The article considers the methods of defining and finding the distribution of composite numbers $CN$, prime numbers $PN$, twins of prime numbers $Tw$ and twins of composite numbers $TwCN$ that do not have divisors $2$ and $3$ in the set of natural numbers — $\mathbb{N}$ based on a set of numbers like $\Theta=\{6\cdot\kappa\pm1, \kappa\in\mathbb{N}\}$, which is a semigroup in relation to multiplication. There has been proposed a method of obtaining primes $p\geqslant 5$ by using their ordinal numbers in the set of primes $p\geqslant 5$ and vice versa, as well as a new algorithm for searching and distributing primes based on a closedness of the elements of the set $\Theta$. It has been shown that a composite number $n\in\Theta$ can be presented in the form of products $(6x \pm 1) (6y \pm 1)$, where $x, y \in\mathbb{N}$ — are positive integer solutions of one of the $4$ Diophantine equations: $P(x, y, \lambda)=6xy\pm x\pm y-\lambda=0$. It has been proved that if there is a parameter $\lambda$ of prime twins, then none of Diophantine equations $P (x, y, \lambda) = 0$ has positive integer solutions.
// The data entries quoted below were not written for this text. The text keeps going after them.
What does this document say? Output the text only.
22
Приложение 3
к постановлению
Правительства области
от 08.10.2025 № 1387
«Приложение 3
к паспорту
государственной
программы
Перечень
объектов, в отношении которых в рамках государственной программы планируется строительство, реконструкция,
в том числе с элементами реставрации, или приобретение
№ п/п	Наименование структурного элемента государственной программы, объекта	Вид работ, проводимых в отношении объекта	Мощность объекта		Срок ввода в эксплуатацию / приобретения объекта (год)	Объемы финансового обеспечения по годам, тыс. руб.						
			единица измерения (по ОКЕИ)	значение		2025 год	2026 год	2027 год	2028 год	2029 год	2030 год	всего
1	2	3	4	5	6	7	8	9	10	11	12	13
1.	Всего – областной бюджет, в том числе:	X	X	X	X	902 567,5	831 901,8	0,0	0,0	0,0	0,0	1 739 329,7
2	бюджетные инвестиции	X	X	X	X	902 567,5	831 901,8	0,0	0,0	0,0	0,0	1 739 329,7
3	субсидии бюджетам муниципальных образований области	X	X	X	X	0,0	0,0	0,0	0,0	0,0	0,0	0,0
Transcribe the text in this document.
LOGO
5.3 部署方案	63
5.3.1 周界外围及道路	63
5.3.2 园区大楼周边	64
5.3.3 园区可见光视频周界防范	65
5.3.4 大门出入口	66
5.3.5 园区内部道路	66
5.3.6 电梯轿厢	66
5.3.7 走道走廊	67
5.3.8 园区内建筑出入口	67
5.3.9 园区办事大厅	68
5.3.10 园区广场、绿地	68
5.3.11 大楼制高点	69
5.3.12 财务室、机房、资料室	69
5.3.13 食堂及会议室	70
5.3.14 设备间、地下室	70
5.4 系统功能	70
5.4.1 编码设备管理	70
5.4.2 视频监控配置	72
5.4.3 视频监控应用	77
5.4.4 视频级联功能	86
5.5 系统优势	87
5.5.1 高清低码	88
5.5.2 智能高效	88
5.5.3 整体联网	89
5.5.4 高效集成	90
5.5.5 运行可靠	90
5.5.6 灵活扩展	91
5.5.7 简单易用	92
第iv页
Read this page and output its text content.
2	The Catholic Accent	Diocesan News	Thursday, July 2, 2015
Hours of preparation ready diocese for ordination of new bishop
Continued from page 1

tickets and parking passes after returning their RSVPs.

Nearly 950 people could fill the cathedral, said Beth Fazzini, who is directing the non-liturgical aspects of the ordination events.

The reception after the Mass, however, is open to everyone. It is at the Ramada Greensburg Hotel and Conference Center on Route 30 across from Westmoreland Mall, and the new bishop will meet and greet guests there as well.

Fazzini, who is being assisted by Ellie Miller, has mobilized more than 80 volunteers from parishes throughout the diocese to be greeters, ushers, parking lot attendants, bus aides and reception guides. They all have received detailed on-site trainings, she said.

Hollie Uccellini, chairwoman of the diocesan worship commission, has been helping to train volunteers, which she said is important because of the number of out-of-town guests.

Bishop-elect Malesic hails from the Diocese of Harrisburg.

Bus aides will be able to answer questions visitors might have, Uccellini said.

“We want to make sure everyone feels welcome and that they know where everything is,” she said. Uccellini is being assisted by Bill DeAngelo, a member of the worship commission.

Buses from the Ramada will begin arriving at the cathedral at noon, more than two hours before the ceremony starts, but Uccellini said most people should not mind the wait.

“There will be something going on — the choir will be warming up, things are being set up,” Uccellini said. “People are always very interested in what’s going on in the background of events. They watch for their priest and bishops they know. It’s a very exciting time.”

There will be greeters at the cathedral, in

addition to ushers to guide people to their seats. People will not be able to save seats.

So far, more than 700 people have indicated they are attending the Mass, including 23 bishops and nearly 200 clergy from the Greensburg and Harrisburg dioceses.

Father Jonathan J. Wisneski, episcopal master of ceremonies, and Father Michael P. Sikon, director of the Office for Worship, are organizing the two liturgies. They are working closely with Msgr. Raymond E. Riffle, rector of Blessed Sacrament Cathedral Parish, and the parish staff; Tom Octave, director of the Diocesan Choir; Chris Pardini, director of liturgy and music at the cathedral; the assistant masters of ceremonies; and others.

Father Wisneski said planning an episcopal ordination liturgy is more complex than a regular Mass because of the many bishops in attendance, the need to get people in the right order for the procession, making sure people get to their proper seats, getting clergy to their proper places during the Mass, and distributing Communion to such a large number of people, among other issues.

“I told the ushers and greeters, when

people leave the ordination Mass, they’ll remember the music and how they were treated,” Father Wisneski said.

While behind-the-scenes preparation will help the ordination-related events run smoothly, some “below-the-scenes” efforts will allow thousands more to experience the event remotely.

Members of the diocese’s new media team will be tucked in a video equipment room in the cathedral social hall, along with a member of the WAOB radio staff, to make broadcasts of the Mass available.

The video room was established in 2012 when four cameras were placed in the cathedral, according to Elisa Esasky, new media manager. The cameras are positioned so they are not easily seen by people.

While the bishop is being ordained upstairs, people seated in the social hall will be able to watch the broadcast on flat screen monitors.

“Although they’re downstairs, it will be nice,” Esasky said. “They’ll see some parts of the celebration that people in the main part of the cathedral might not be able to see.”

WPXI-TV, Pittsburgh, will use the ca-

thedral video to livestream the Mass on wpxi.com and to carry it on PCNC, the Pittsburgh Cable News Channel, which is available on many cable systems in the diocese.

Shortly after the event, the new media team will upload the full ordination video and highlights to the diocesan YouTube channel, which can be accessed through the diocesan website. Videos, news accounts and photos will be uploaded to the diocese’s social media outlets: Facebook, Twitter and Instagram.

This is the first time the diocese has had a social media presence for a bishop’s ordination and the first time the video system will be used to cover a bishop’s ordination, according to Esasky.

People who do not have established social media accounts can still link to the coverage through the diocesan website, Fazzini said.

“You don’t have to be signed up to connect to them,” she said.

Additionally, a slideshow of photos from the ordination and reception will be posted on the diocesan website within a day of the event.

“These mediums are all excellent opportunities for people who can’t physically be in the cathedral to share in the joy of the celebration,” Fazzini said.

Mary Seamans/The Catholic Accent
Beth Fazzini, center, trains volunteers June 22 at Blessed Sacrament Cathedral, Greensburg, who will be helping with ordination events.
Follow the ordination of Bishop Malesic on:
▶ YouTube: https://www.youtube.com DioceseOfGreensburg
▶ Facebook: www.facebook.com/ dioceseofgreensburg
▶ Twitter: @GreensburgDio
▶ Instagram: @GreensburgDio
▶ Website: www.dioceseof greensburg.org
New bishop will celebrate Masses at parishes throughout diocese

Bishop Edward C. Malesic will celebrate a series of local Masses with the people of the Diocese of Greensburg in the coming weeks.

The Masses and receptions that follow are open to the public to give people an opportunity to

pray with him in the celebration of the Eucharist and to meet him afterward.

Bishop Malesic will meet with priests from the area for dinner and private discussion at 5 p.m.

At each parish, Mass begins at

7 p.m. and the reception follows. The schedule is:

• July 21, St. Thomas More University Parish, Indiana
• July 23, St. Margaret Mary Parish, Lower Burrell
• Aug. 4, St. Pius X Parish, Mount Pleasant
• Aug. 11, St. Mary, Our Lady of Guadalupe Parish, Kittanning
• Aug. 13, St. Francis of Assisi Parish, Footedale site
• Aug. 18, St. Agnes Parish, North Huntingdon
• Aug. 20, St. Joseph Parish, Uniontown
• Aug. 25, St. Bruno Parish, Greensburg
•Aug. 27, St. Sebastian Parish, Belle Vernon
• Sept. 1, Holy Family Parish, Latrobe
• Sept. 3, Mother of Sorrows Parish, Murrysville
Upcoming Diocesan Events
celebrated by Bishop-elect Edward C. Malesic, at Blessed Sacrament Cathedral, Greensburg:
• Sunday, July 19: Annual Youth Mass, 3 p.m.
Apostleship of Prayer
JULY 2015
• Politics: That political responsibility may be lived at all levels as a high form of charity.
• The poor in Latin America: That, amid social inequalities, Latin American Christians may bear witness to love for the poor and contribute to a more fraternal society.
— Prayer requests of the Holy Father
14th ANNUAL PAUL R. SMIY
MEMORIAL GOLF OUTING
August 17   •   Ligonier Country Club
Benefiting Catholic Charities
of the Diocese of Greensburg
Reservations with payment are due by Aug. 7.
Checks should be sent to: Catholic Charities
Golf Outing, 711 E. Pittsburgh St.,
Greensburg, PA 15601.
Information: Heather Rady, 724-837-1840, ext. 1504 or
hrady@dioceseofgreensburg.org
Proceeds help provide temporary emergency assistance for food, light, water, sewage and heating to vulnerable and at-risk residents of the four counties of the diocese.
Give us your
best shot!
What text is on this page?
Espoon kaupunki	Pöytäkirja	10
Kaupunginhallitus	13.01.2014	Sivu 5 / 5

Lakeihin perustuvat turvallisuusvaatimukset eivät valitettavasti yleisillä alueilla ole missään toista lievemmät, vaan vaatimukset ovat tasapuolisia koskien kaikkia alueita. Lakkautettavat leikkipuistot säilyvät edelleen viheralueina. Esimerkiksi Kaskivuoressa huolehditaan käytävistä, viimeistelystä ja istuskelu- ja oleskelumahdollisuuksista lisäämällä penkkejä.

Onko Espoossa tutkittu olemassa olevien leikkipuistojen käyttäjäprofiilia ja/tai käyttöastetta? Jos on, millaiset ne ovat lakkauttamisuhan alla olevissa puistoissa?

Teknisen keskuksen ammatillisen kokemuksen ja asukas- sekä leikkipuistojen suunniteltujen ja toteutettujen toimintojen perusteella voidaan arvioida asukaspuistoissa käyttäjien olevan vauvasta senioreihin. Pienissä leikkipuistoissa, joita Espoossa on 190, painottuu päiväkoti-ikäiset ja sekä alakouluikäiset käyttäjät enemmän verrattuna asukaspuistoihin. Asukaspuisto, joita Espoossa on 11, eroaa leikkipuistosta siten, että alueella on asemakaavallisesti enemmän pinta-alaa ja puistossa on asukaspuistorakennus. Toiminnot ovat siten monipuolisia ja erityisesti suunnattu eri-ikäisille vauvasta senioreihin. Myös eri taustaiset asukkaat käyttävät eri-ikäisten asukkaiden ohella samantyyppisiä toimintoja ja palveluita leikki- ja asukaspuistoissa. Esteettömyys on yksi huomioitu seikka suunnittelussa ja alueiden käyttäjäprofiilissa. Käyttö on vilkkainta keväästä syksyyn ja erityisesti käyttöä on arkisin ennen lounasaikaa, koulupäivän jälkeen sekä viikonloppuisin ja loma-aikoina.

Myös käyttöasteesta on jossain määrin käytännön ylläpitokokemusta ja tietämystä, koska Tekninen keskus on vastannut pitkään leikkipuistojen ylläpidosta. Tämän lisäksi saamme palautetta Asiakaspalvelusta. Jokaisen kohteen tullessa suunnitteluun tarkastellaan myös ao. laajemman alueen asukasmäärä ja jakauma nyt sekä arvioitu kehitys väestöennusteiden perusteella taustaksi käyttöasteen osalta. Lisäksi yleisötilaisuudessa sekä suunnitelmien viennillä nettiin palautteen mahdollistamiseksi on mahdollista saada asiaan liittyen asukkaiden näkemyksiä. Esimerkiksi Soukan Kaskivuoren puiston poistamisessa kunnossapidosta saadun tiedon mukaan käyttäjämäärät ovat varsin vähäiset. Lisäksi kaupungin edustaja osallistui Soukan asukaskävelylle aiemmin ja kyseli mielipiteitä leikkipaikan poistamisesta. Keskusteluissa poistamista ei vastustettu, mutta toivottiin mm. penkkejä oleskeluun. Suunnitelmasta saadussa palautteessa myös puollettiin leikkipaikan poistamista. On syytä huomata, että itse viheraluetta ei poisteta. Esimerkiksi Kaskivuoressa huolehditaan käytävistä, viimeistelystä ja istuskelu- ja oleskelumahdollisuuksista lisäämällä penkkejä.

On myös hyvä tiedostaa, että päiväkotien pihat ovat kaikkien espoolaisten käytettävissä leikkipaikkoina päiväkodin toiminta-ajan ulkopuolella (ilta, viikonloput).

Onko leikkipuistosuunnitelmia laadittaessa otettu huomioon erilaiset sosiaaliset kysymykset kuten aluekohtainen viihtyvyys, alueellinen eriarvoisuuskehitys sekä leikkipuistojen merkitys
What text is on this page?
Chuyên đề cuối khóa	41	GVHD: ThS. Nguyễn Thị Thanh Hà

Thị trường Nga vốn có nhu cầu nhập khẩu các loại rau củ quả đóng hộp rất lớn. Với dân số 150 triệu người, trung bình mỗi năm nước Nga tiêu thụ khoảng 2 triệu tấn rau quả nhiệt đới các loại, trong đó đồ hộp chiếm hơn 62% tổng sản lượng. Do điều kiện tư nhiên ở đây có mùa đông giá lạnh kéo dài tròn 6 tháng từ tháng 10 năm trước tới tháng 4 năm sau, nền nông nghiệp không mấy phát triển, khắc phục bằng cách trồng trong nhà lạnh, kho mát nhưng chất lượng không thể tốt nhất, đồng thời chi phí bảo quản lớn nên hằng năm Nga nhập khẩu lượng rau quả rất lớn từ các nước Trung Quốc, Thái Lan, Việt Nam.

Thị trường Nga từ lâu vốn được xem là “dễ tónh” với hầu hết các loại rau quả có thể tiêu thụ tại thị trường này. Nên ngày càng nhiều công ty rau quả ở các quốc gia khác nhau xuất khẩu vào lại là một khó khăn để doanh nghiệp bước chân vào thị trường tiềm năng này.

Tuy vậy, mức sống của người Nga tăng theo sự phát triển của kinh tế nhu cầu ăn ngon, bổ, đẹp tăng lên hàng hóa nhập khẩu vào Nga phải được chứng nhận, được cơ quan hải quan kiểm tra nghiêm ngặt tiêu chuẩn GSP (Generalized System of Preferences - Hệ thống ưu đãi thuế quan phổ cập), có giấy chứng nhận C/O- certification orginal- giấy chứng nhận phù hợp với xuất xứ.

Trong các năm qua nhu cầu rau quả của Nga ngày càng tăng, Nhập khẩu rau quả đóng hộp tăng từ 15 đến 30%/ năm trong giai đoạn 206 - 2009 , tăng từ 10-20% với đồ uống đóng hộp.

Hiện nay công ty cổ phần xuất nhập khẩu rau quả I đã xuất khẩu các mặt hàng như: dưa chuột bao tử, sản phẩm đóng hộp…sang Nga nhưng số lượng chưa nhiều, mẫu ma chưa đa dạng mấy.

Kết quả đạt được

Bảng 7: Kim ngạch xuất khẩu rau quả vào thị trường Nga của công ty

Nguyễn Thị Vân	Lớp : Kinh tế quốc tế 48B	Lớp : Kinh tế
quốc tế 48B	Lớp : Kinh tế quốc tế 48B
There has been found the new distribution law of prime numbers $\pi(x)$ in the segment $[1 \div N]$. Any even number $\zeta>8$ is comparable to one of the numbers $m=(0, 2, -2)$, i.e. $\zeta\equiv m\pmod 6$. According to the above remainders $m$, even numbers $\zeta>8$ are divided into $3$ types, each type having its own way of representing sums of $2$ elements of the set $\Theta$. For any even number $\zeta>8$ in a segment $[1 \div\nu]$, where $\nu = (\zeta-m) / 6$, there is a parameter of an even number; it is proved that there is always a pair of numbers $(\lambda_1, \lambda_2)\in[1\div \nu]$ that are elements of the united sets of parameters of prime twins $\Pi_{tw}$ and parameters of transition numbers $\Pi_{UPC}$, i.e. numbers of the form $6\lambda\pm1$ with the same $\lambda$, if the form $6\lambda-1$ is a prime number, then the form $6\lambda+1$ is a composite number, and vice versa.